Je viens de le dire : le regard !
Dès lors rien de plus logique et construit que j'invite souvent mes modèles à un regard droit et franc vers l'objectif.
Une sorte de confrontation, comme un défi d'introspection réciproque: "Tu me vois, là. Mais moi aussi je te te regarde !"
Me trouvant récemment sur une terrasse j'avais remarqué cette jeune femme, au regard souriant qui communiquait une joie de vivre, un grand bonheur. Une belle jeune-femme, peut-être. Je ne me souviens pas plus précisément. De très beaux yeux, en tous cas, cela je m'en souviens ! A ses côtés, son mari, son amant, son petit-ami... ? Très bel homme. Photographe, je ne regarde pas que les femmes.
Le temps d'une demi-cigarette elle a remarqué que je l'observais avec une certaine insistance.
Et puis là m'a lancé un : "On se connait ?"
Je ne vous dis pas ma surprise, tant trop souvent la réaction est agressive voire vulgaire. Et dans ce cas "je décroche" bien vite: si je peux accepter la grossièreté (temporaire et réactive) je ne supporte pas la vulgarité (permanente et triste défaut d'éducation).
Ma réponse ? Un "Non", et des excuses simples et sincères. Et puis dans la foulée une justification : "Je suis photographe, et votre regard a retenu mon attention"

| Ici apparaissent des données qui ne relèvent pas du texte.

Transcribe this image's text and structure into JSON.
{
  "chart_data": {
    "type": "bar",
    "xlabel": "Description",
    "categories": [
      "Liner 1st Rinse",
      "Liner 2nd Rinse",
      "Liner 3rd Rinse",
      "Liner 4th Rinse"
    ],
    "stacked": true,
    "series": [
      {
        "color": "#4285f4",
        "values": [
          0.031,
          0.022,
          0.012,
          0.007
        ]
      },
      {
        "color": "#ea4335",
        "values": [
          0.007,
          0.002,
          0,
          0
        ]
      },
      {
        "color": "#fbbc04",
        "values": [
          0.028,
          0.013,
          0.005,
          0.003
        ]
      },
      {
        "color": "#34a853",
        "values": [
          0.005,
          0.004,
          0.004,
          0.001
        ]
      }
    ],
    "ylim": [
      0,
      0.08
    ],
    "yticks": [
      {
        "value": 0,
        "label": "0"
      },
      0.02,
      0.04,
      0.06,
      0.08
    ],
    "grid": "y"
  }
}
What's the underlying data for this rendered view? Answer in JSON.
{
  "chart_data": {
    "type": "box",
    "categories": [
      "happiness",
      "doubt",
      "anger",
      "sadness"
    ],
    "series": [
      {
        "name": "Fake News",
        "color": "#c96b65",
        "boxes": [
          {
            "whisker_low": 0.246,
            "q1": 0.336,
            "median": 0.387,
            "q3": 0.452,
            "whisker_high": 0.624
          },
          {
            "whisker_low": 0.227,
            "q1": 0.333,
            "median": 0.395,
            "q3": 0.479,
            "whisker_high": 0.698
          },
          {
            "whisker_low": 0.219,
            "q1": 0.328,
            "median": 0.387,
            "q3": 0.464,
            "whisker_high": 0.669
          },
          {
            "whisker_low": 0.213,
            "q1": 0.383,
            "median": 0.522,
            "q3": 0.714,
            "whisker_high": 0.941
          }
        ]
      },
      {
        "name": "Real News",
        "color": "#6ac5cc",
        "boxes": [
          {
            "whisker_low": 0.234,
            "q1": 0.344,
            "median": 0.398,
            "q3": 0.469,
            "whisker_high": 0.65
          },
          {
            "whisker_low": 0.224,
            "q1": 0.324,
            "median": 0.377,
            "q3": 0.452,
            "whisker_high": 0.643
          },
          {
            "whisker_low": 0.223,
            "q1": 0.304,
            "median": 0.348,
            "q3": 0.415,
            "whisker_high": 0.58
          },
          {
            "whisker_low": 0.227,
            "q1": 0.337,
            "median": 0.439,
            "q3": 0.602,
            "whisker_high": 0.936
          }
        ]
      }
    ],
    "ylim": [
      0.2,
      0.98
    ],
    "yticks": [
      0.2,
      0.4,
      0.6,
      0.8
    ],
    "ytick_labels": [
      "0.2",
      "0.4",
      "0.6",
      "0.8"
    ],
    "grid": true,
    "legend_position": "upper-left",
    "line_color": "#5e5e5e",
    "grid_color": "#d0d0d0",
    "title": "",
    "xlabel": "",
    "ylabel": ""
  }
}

Elle : "Je pourrais être mannequin, votre modèle ?"
Moi: "Assurément, bien certainement que vous le pourriez !"
L'autre moitié de la cigarette venait de se consumer, et le temps de leur tourner le dos pour y déposer dans le cendrier ce qu'il en restait... ils avaient disparu !
Une très belle et furtive rencontre.
Par trop furtive, certes.
Ma timidité et mon respect de l'autre me freineraient-ils ?
Jamais je ne pourrais être "photographe de rue", quand bien même je suis très sensible aux phénomènes sociétaux, et à "ces regards là".